A few years ago, when I wrote a cookbook on entertaining in autumn and winter, I wanted to give readers a reason to get out in the cold to meet and eat with each other rather than retreat into the indoor life we create on our screens. And that’s what Halloween does better than any other holiday. It brings hospitality into the streets.
So when I host a Halloween party, I always have someone perform the medieval poem “Lyke Wake Dirge.” With lines that pace like pallbearers loaded with a coffin, it is one of the most haunting poems about that sliver of space between life and death that is Halloween night. But the most haunting thing about it? The dire warning to be hospitable. In each stanza, the funereal dirge reminds listeners to give freely in this life in order to receive peace in the next. If you have failed to offer “meat and drink,” the speaker threatens, may the fires of hell burn you to bare bone.
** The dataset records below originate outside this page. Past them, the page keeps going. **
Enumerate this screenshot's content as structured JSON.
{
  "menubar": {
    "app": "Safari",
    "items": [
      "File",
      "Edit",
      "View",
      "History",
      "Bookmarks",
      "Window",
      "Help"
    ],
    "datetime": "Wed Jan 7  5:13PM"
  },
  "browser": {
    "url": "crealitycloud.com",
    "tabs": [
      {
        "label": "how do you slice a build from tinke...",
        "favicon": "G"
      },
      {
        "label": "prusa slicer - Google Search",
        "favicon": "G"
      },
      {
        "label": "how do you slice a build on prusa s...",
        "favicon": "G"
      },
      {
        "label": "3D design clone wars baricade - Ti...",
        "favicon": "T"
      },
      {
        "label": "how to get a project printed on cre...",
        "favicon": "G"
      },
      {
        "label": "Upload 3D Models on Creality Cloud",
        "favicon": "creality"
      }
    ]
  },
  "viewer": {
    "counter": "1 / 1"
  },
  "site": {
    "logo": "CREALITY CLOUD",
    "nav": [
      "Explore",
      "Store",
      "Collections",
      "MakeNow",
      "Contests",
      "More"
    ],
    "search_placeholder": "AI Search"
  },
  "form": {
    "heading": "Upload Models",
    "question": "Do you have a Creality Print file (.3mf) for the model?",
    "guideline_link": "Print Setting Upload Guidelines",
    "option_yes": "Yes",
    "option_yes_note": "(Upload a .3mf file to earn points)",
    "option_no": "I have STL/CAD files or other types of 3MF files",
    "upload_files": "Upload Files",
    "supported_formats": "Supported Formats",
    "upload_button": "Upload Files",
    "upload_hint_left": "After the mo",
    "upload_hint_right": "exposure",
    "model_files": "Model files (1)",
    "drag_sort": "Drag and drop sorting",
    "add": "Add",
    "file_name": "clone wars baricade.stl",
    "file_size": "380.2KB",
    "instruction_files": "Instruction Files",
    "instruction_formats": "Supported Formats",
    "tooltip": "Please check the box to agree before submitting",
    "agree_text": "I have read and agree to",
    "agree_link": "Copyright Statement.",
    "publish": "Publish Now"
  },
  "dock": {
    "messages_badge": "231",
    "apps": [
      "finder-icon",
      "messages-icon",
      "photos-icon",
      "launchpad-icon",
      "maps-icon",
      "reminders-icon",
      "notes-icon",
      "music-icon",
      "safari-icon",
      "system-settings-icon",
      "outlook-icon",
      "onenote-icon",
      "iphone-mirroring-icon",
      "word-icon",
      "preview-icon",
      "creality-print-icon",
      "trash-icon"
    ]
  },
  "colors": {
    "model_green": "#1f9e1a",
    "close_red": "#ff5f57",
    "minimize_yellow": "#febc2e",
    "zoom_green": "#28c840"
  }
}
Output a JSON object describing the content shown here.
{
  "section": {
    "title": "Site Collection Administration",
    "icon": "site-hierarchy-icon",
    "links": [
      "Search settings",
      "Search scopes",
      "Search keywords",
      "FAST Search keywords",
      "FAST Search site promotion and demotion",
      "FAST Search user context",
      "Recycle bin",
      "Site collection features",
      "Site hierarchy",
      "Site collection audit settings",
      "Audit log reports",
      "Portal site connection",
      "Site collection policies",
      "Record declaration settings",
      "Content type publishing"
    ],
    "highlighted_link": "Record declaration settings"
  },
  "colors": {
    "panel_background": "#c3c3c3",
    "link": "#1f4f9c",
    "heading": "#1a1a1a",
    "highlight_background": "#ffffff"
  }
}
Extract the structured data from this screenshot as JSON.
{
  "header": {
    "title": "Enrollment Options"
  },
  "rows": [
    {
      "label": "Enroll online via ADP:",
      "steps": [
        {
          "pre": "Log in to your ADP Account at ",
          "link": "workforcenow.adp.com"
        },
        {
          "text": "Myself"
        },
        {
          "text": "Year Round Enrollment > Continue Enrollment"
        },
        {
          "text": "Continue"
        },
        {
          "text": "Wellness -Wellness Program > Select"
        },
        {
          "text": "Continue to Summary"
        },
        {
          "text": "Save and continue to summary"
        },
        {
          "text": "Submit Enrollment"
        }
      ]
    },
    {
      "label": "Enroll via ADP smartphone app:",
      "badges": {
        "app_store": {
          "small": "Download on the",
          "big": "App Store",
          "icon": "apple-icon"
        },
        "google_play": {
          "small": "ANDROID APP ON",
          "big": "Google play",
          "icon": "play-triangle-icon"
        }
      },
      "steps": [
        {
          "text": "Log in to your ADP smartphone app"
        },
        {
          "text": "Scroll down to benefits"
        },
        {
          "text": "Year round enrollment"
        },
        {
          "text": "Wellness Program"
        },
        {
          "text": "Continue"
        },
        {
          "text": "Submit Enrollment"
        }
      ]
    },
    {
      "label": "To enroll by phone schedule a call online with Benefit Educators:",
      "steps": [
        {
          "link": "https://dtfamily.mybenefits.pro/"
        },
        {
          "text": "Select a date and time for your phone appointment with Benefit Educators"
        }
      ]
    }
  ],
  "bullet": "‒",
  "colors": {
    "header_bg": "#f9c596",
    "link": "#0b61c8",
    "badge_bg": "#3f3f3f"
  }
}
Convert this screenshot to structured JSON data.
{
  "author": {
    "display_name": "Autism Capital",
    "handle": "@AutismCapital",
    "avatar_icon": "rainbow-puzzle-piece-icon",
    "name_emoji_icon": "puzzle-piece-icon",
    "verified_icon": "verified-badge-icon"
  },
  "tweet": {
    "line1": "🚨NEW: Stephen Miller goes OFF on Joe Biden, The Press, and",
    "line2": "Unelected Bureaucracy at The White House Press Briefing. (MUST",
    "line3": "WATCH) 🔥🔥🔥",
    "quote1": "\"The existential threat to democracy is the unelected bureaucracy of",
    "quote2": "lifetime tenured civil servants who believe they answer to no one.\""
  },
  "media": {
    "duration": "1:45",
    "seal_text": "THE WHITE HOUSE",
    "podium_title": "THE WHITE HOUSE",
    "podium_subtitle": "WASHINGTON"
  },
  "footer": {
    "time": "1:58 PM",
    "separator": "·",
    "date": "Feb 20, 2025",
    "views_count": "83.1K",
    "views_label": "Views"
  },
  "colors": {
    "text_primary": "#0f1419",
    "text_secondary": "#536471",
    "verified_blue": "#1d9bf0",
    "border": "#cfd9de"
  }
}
But if you can’t do it for the sake of your immortal soul, do it for society. Prepare the candy feast. Throw your door wide. And welcome all to your home, whether adorable preschool princess or the teenager in a last-minute “costume” of jeans and T-shirt. Don’t speculate about what the holiday once was. Don’t complain about what it has become. Just keep it going. It may be our best defense against social isolation.